Hace dos años murió mi padre. De él he heredado el pelo, la melancolía, los gestos y los ojos. Mi padre era un hombre moreno y atractivo que albergaba cientos de planes en su cabeza elegante. Tenía una estrella, decía, y leía el Tao Te Ching.

Se crió en Barcelona con una tía carnal, de nombre Emilia, hermana de mi abuela Marina. La Emilia tenía un affaire con un tipo casado y con dinero. Para nosotros, pequeños ignorantes, siempre fue el tío Manolo. Un hombre con gruesos principios reaccionarios que tenía, casi siempre, encerrado a mi padre en el piso de la tía y solo lo dejaba salir para ir al colegio, a partirse los dientes con una espada de madera. A pesar de todo, mi padre jamás habló una mala palabra del benefactor y lo recordaba con un aprecio que yo jamás entendería. Para él simbolizaba la burguesía barcelonesa. Del falso tío Manolo conservamos una silueta de cartón piedra con su fotografía y un grabado maravilloso, que ilustró a los catorce años, con distintas caligrafías a color.

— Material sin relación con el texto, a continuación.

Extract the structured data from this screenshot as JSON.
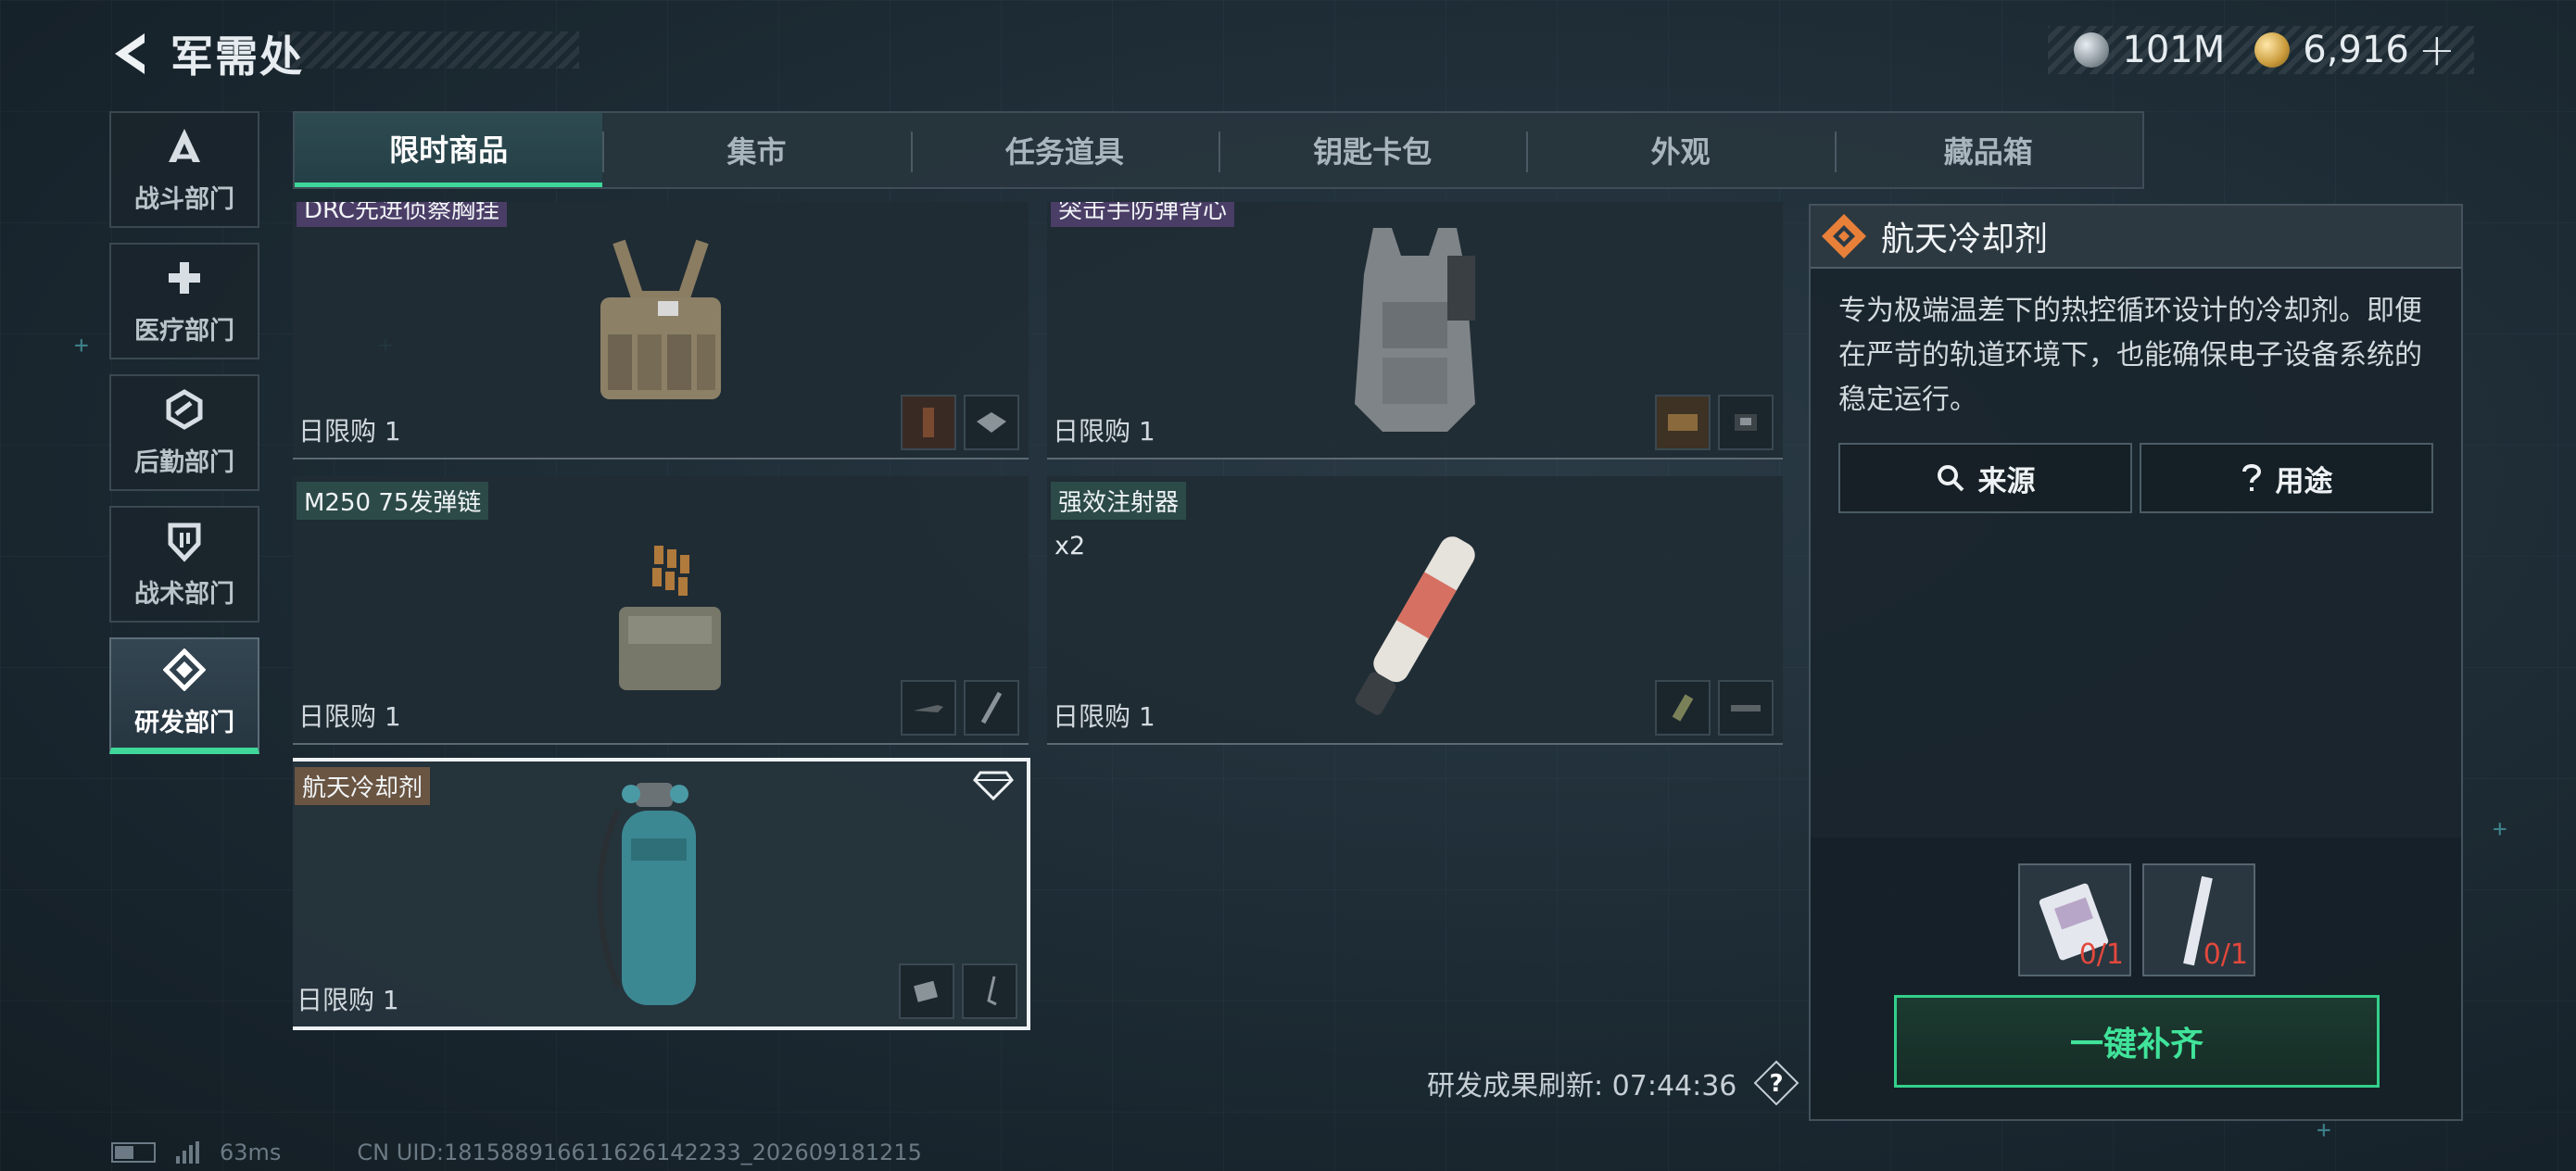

Cuentan que esta tía Emilia fue asesinada por su propia familia, un verano que fue al pueblo de vacaciones. Tal vez por envidia, por codicia o por celos. Se dice también, que fue la amante del marido de su hermana Vitorina. Sea como sea, lo del fratricidio lo hemos sabido hace bien poco, como lo del falso tío Manolo.

Mi tía abuela Emilia jugaba al poker en los antros de Barcelona de los años treinta y cuarenta, fumaba con boquilla y lucía largas batas japonesas en la intimidad. Usaba sombreros de seda y tenía un porte moderno y aristocrático. Era una mujer atroz que, de pequeña, me infundía bastante respeto.

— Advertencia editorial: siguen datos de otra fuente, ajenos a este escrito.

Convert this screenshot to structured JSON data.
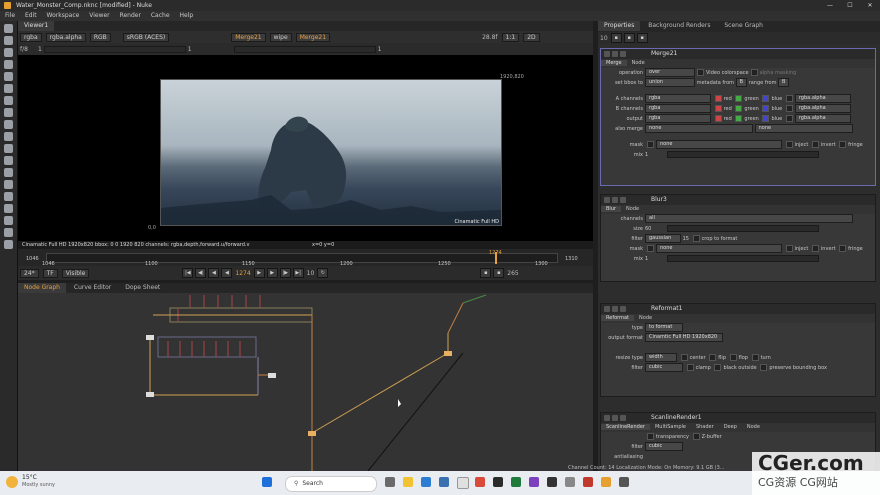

Mi abuela Marina se quedó viuda muy joven con dos hijos pequeños. Mi abuelo fue asesinado en una contienda, recién declarada la guerra, en agosto del 36. Era líder de un grupo cenetista en Pasajes de San Juan. Tristemente no sabemos dónde están sus restos.

Nunca se casó con mi abuela Marina por sus creencias libertarias y tenía tanta fuerza en los dientes, que era capaz de voltearla por los aires, ceñida con un cinturón. Según la creencia familiar, ésto de dar vueltas a la parienta por los aires, con la boca, era la mayor demostración de amor posible.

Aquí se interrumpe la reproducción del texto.